While d’Arnaud represents a key ingredient of AA’s first big trade as a GM, RHP Chad Jenkins (6 IP, 5 H, 3 R (2 ER, 1 BB, 4 K, 1 HR),  likewise represents J.P. Ricciardi’s last 1st round draft pick,  singular success, who, along with Jake Marisnick, act as bookends between whom were the failed negotiations with James Paxton, Jake Barrett and Jake Eliopolous. Holding his own in his first exposure to the high minors, Jenkins has nonetheless underwhelmed, striking out only 6.73/9 IP between Lansing and Dunedin last year (141.2 IP) and 6K/9IP this year in 114.1 innings between Dunedin and New Hampshire. That doesn’t mean he can’t contribute at a higher level, but expectations should be tempered to Litschian levels at best.

Finally, RHP Casey Janssen (1 IP, 0 H, 0 R, 0 BB, 1 K) takes another step closer to a return to the Blue Jays bullpen. Three appearances into his rehab assignment, the only question still remaining is who loses a job next week?
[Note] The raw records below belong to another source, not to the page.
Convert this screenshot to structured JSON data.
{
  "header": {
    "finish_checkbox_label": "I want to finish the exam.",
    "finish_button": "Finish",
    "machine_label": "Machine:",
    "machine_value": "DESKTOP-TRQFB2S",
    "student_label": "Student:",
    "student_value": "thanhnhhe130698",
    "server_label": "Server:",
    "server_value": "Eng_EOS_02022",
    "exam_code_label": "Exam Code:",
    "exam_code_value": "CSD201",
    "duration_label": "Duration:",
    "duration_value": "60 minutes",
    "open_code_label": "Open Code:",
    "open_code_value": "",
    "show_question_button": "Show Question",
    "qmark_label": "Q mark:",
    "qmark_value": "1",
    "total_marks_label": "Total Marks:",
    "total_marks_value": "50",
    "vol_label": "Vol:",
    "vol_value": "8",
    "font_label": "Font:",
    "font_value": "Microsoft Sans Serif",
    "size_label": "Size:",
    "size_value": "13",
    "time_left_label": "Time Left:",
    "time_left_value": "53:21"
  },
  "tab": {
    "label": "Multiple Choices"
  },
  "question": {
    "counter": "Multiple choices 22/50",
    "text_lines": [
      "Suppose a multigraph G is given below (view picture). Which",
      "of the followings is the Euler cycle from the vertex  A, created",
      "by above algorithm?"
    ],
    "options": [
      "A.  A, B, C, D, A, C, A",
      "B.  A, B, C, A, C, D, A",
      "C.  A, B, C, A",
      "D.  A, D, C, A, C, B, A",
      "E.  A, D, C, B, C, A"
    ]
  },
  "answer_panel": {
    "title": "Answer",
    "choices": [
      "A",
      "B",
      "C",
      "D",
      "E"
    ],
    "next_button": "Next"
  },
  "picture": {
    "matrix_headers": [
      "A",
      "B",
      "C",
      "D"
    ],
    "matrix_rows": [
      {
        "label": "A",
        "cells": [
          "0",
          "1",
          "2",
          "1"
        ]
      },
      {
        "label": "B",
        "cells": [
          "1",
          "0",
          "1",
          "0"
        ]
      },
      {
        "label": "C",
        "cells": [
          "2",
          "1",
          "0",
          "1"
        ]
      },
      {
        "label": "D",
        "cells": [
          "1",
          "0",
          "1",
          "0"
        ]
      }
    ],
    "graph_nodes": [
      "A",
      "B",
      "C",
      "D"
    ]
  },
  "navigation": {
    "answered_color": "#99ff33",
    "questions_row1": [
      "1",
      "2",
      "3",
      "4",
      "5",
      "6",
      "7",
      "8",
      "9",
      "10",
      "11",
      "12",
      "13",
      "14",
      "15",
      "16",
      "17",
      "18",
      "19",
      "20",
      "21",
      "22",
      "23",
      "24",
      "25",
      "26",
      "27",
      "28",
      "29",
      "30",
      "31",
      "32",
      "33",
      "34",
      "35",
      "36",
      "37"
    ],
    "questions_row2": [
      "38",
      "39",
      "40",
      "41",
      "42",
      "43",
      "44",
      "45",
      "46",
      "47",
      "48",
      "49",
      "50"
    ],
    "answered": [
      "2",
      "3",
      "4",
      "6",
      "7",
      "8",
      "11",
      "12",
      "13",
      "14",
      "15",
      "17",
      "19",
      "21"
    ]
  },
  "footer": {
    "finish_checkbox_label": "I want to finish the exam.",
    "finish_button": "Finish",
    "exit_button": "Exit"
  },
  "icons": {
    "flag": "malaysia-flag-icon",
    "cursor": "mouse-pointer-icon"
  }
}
Las Vegas 51s – Something positive, something negative. RF Adam Loewen (3-6, HR (14), 4 RBI, 3 R, K) continues to make his case to be the next Rick Ankiel, as a formerly all-world pitching phenom who, for one reason or another, walked away from the mound and into the batter’s box. There has been speculation that the Jays are waiting until rosters’ expand to call him up, as he is not currently on the 40-man roster and, without remaining options, would have to pass through waivers were he not to stick with the big club. He has hit almost as well away from the firendly confines of the 51s’ home park and while hitting righties better than lefties, an .862 OPS against lefties is nothing to be ashamed about. His strong arm is still evident, what with 13 outfield assists last year and 7 already this year.

On the down side, RHP Kyle Drabek (3 IP, 6 H, 6 R (5 ER), 1 BB, 1 K, 1 HR) continues to struggle. His control seems to have been reined in, with only 2 walks allowed in his past 15 innings, but 20 hits in that same span suggests that the command has yet to follow. He’s not out of the woods yet and I don’t expect the Jays’ braintrust to rush him back up until they are absolutely certain that he has returned to the form he showed in AA last year.